From the material exhibited to the
several affidavits of Mr Neil and Mr Nott, it is clear that there was
controversy between Mr Neil
and the executors as to, inter alia, the
beneficial ownership of the proceeds of a policy of insurance of the life of
Mrs Neil which
had been paid to the estate and which yielded $104,227.03.
They were also in dispute over the estate's liability to pay one-half
of a
mortgage debt of $100,000 owing on the property at Melton which was owned by
Mr and Mrs Neil as joint tenants.
8. Mrs Neil had excluded her husband from participation in her estate for
reasons which she stated in her will:
"having considered our overall financial situation and my
paramount obligation to provide for my children I wish it
to be known that I consider my husband will be adequately
provided for by receiving the benefit of the property owned
by us jointly at 5 Minns Road, Melton."
9. In these circumstances, the effect of the evidence was that Mr Neil was,
to his wife's knowledge, impoverished, ill, burdened
with debt and with poor
prospects of gainful employment; that he had contributed to the accumulation
of some of the assets in her
estate, notably the matrimonial home; and that he
asserted a beneficial interest in that home and in the major cash asset, viz.,
the proceeds of the life policy. His exclusion from testamentary benefits was
attributed to the wife's preferential concern for
the children and his
ownership of the property at Melton which was subject to a substantial debt.
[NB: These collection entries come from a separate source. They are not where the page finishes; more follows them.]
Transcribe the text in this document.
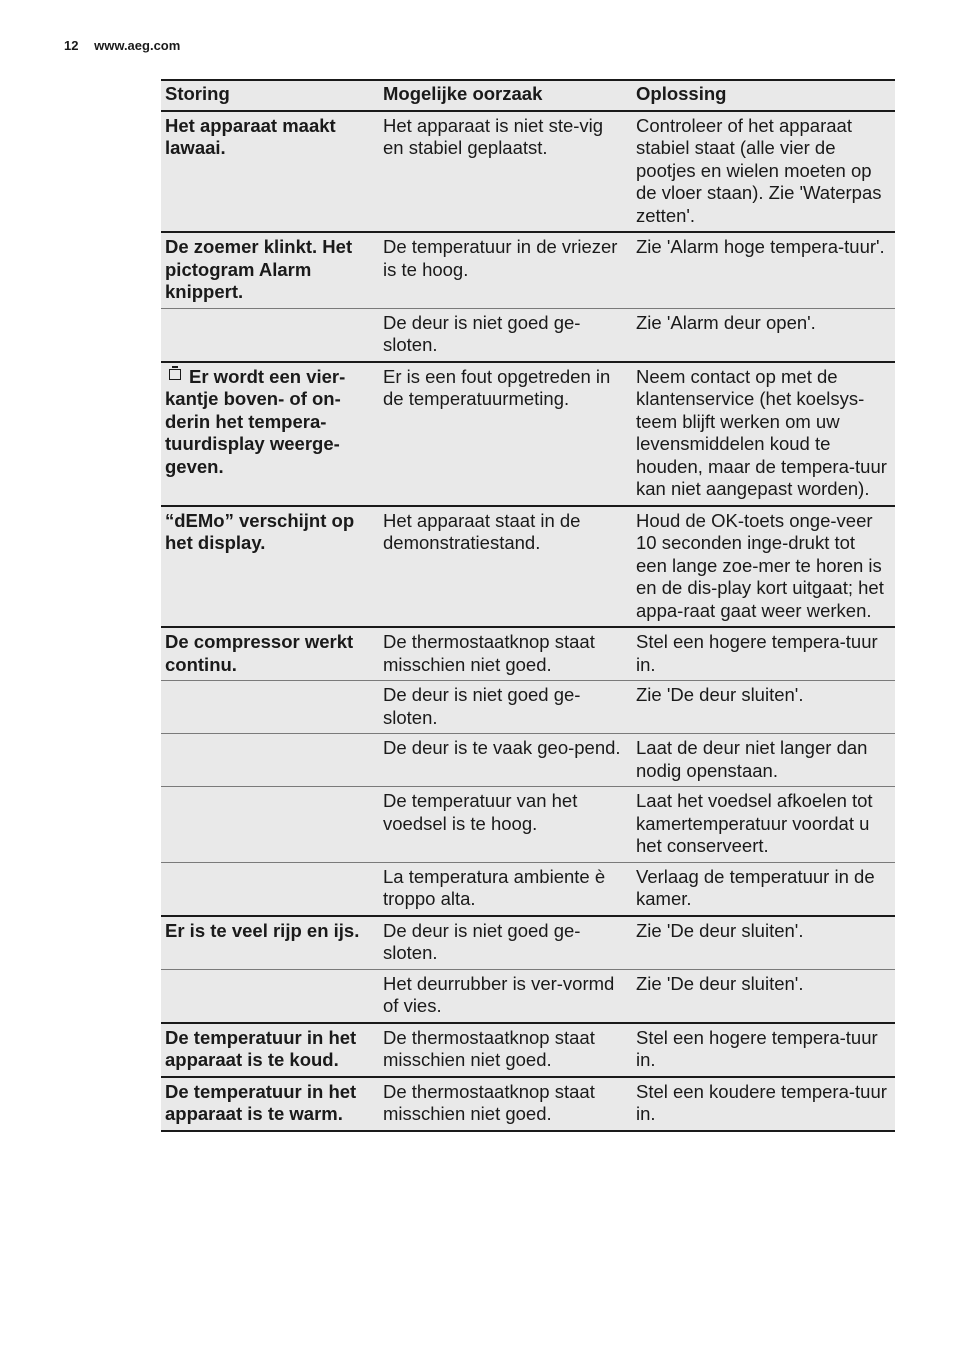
12 www.aeg.com
Storing	Mogelijke oorzaak	Oplossing
Het apparaat maakt lawaai.	Het apparaat is niet ste-vig en stabiel geplaatst.	Controleer of het apparaat stabiel staat (alle vier de pootjes en wielen moeten op de vloer staan). Zie 'Waterpas zetten'.
De zoemer klinkt. Het pictogram Alarm knippert.	De temperatuur in de vriezer is te hoog.	Zie 'Alarm hoge tempera-tuur'.
	De deur is niet goed ge-sloten.	Zie 'Alarm deur open'.
Er wordt een vier-kantje boven- of on-derin het tempera-tuurdisplay weerge-geven.	Er is een fout opgetreden in de temperatuurmeting.	Neem contact op met de klantenservice (het koelsys-teem blijft werken om uw levensmiddelen koud te houden, maar de tempera-tuur kan niet aangepast worden).
“dEMo” verschijnt op het display.	Het apparaat staat in de demonstratiestand.	Houd de OK-toets onge-veer 10 seconden inge-drukt tot een lange zoe-mer te horen is en de dis-play kort uitgaat; het appa-raat gaat weer werken.
De compressor werkt continu.	De thermostaatknop staat misschien niet goed.	Stel een hogere tempera-tuur in.
	De deur is niet goed ge-sloten.	Zie 'De deur sluiten'.
	De deur is te vaak geo-pend.	Laat de deur niet langer dan nodig openstaan.
	De temperatuur van het voedsel is te hoog.	Laat het voedsel afkoelen tot kamertemperatuur voordat u het conserveert.
	La temperatura ambiente è troppo alta.	Verlaag de temperatuur in de kamer.
Er is te veel rijp en ijs.	De deur is niet goed ge-sloten.	Zie 'De deur sluiten'.
	Het deurrubber is ver-vormd of vies.	Zie 'De deur sluiten'.
De temperatuur in het apparaat is te koud.	De thermostaatknop staat misschien niet goed.	Stel een hogere tempera-tuur in.
De temperatuur in het apparaat is te warm.	De thermostaatknop staat misschien niet goed.	Stel een koudere tempera-tuur in.
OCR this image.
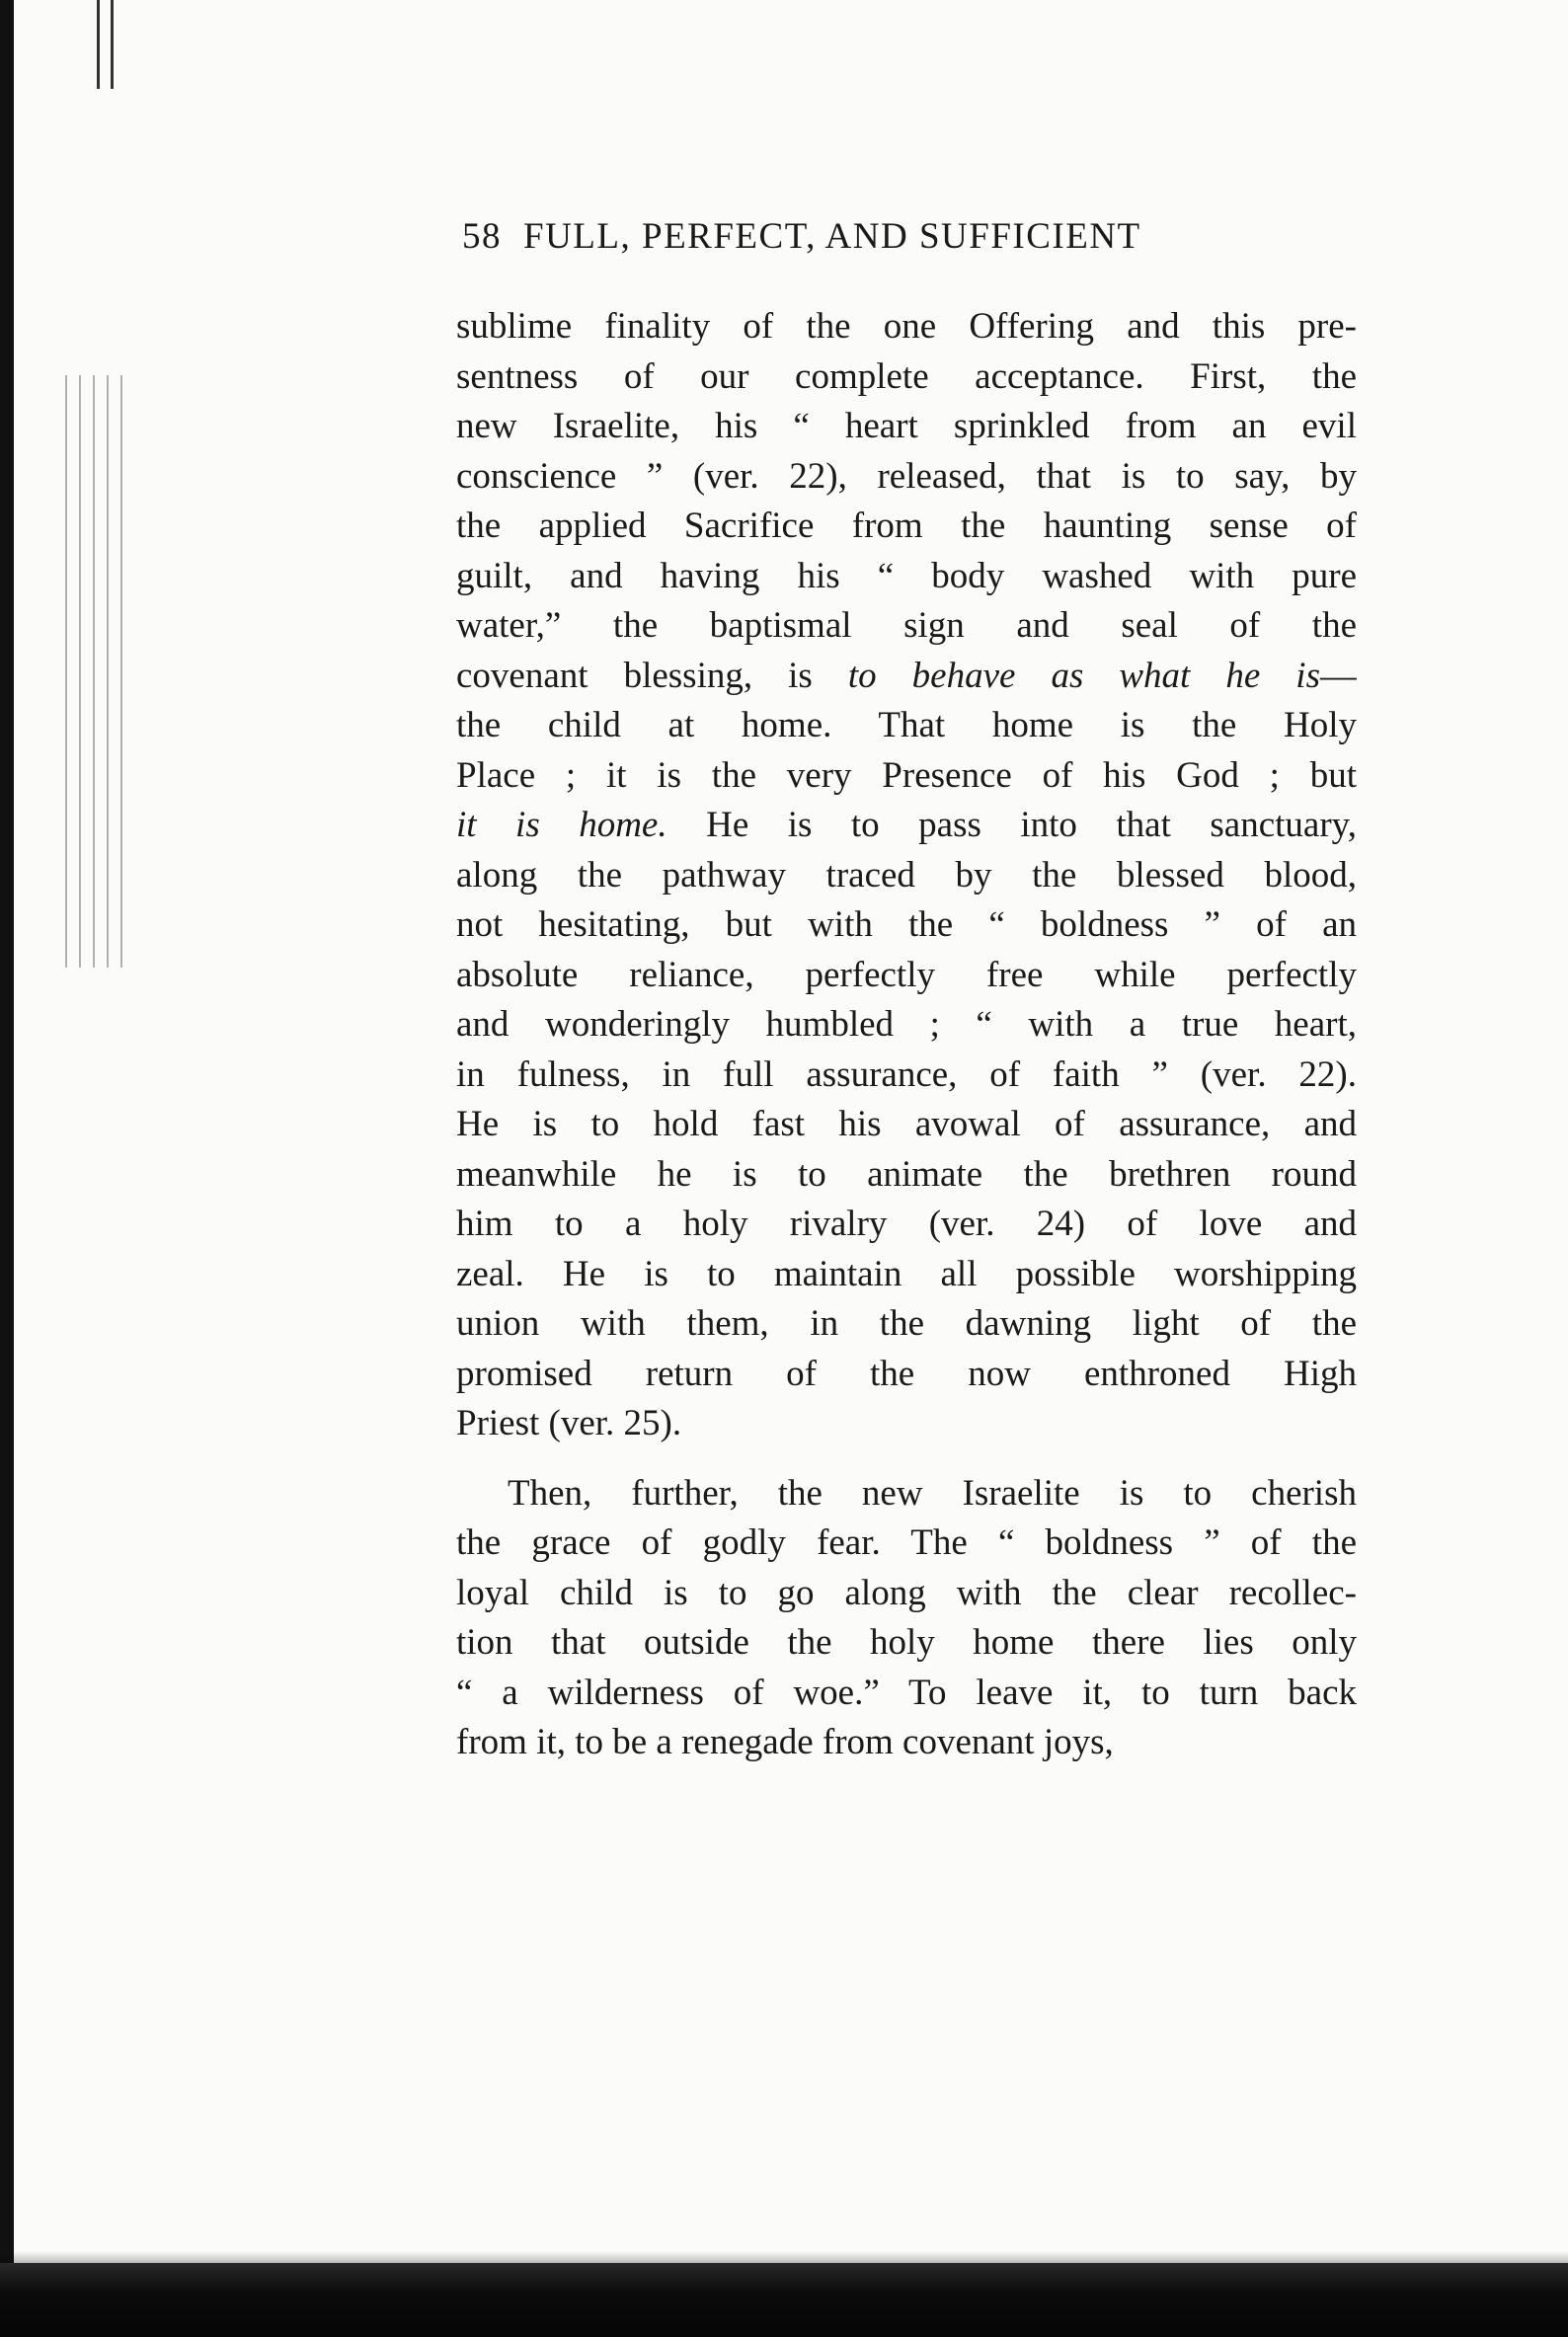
58 FULL, PERFECT, AND SUFFICIENT
sublime finality of the one Offering and this pre-
sentness of our complete acceptance. First, the
new Israelite, his “ heart sprinkled from an evil
conscience ” (ver. 22), released, that is to say, by
the applied Sacrifice from the haunting sense of
guilt, and having his “ body washed with pure
water,” the baptismal sign and seal of the
covenant blessing, is to behave as what he is—
the child at home. That home is the Holy
Place ; it is the very Presence of his God ; but
it is home. He is to pass into that sanctuary,
along the pathway traced by the blessed blood,
not hesitating, but with the “ boldness ” of an
absolute reliance, perfectly free while perfectly
and wonderingly humbled ; “ with a true heart,
in fulness, in full assurance, of faith ” (ver. 22).
He is to hold fast his avowal of assurance, and
meanwhile he is to animate the brethren round
him to a holy rivalry (ver. 24) of love and
zeal. He is to maintain all possible worshipping
union with them, in the dawning light of the
promised return of the now enthroned High
Priest (ver. 25).
Then, further, the new Israelite is to cherish
the grace of godly fear. The “ boldness ” of the
loyal child is to go along with the clear recollec-
tion that outside the holy home there lies only
“ a wilderness of woe.” To leave it, to turn back
from it, to be a renegade from covenant joys,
On these facts, which were not
contested in the Supreme Court, it would
require a substantial reason to refuse Mr Neil 4 months extension of time.
Prima facie,
his illness and financial state were sufficient to entitle him to
a brief indulgence to allow consideration of his moral claim unless
it
appeared that the administration of the estate would be prejudiced by that
extension of time. No prejudice was shown: the executors,
perhaps to
conserve the estate, did not appear in the Supreme Court to oppose Mr Neil's
application.
10. In our view, although it is not possible to identify a particular error
of principle, his Honour's exercise of discretion did
miscarry. It seems that
the misconceived advocacy by Mr Neil directed his Honour's attention away from
the material considerations.
Even if it was right to doubt Mr Neil's
explanation for his delay in applying, the other factors to which we have
referred required
favourable consideration before taking the step of finally
excluding him from possible participation in his wife's estate.
11. We would therefore allow the appeal, set aside the order of the Full Court and in lieu thereof grant leave to appeal to the Full Court from the order of Tadgell J., allow that appeal, set aside the order of Tadgell J. and extend the time for the appellant to make an application for an order under s.91 of the Act until 28 days after the making of this order. However unfortunate Mr Neil's condition of health may be, it seems that his misconceived advocacy has been the cause of the difficulties thus far. We would therefore make no order for costs.